Y as y besseae hybrids!


----------



## JeanLux (Jan 31, 2017)

Lucky Girl !?? Jean


----------



## terryros (Jan 31, 2017)

I think it must be Phrag Twilight 'Rising Rocket' 4N AM x Acker's Ballerina, which is Phrag Lucky Girl (registered Chuck Acker in 2016).

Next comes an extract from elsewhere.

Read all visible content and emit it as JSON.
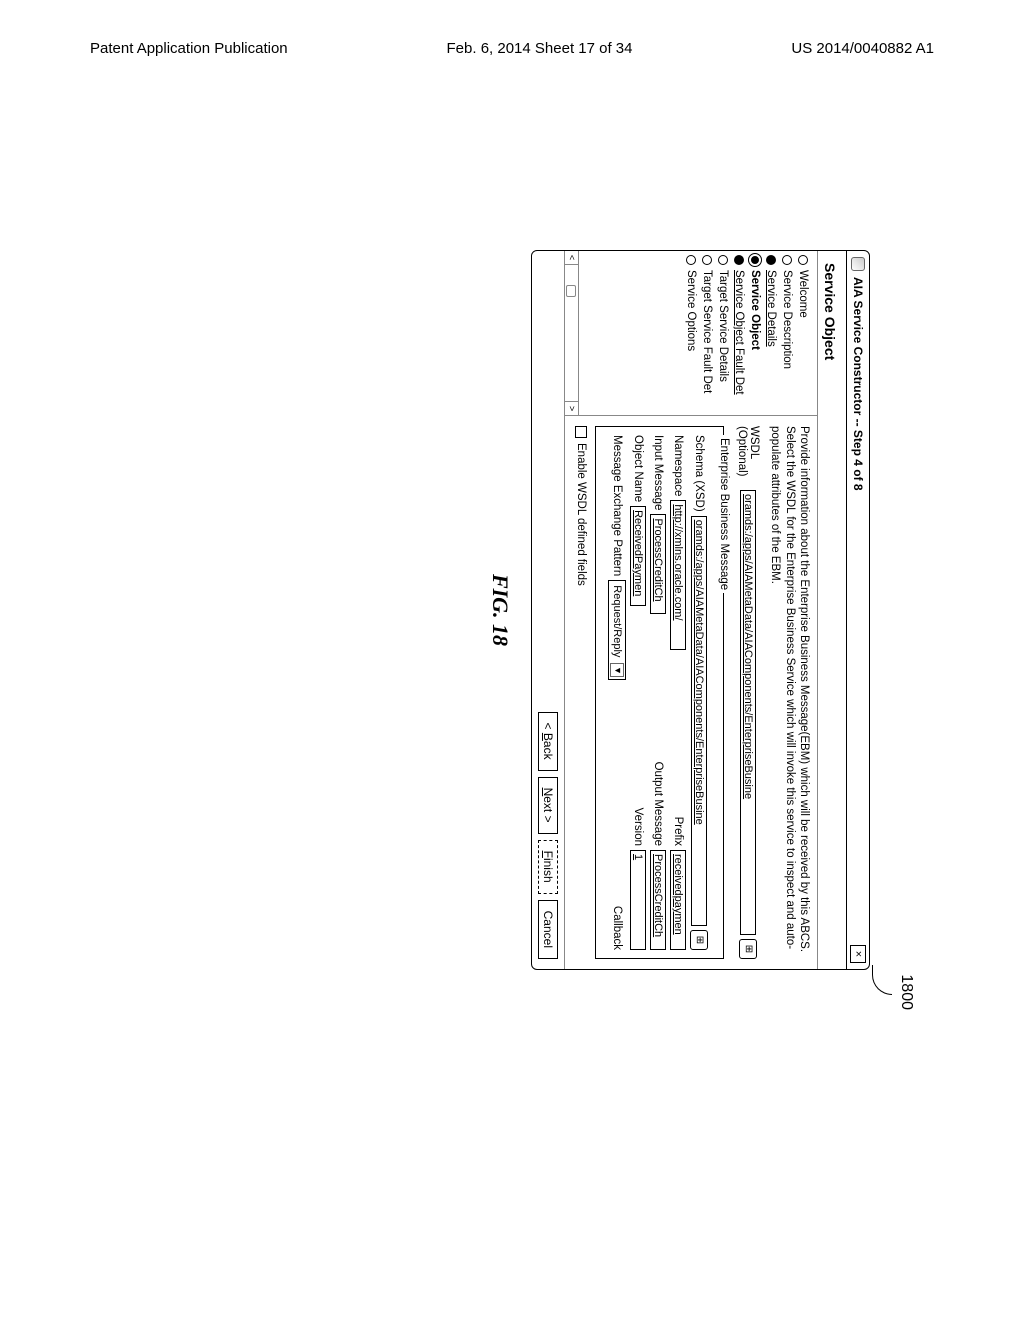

Sent from my iPad using Tapatalk HD


----------



## Peru (Jan 31, 2017)

fantastic!


----------



## Erythrone (Jan 31, 2017)

wow!


----------



## Mark Karayannis (Jan 31, 2017)

Love it for its first flowering


----------



## Wamboozi (Jan 31, 2017)

Gorgeous color and shape!


----------



## NYEric (Jan 31, 2017)

If that's labeled correctly, it's much nicer than the one on her website! If I don't already have one, I may have to get one.


----------



## abapple (Feb 3, 2017)

*Third girl uo*



abapple said:


> First time bloom seedling. Have a few more in spike as well as one more open side by side to compare






Need input which one is best? I like my newest post


----------



## Migrant13 (Feb 3, 2017)

Both are good but I think I like the second one in terms of overall proportions (shape and symmetry are spot on). Color for both is excellent.


----------



## SlipperFan (Feb 3, 2017)

I agree.


----------



## Ozpaph (Feb 4, 2017)

they are both very pretty


----------



## SlipperKing (Feb 7, 2017)

2 or 3 plants? Any rate the last PIC unless it starts doing crazy things with the segments


----------



## abapple (Feb 7, 2017)

SlipperKing said:


> 2 or 3 plants? Any rate the last PIC unless it starts doing crazy things with the segments



When it opened everything was recoiled backwards, but within 2 days it went from the ugly duckling to the swan!


----------



## Achamore (Feb 8, 2017)

The colour as well as shape is fabulous. I like the first one the most, like a pink Don Wimber.


----------



## troy (Feb 8, 2017)

Sweet!!


----------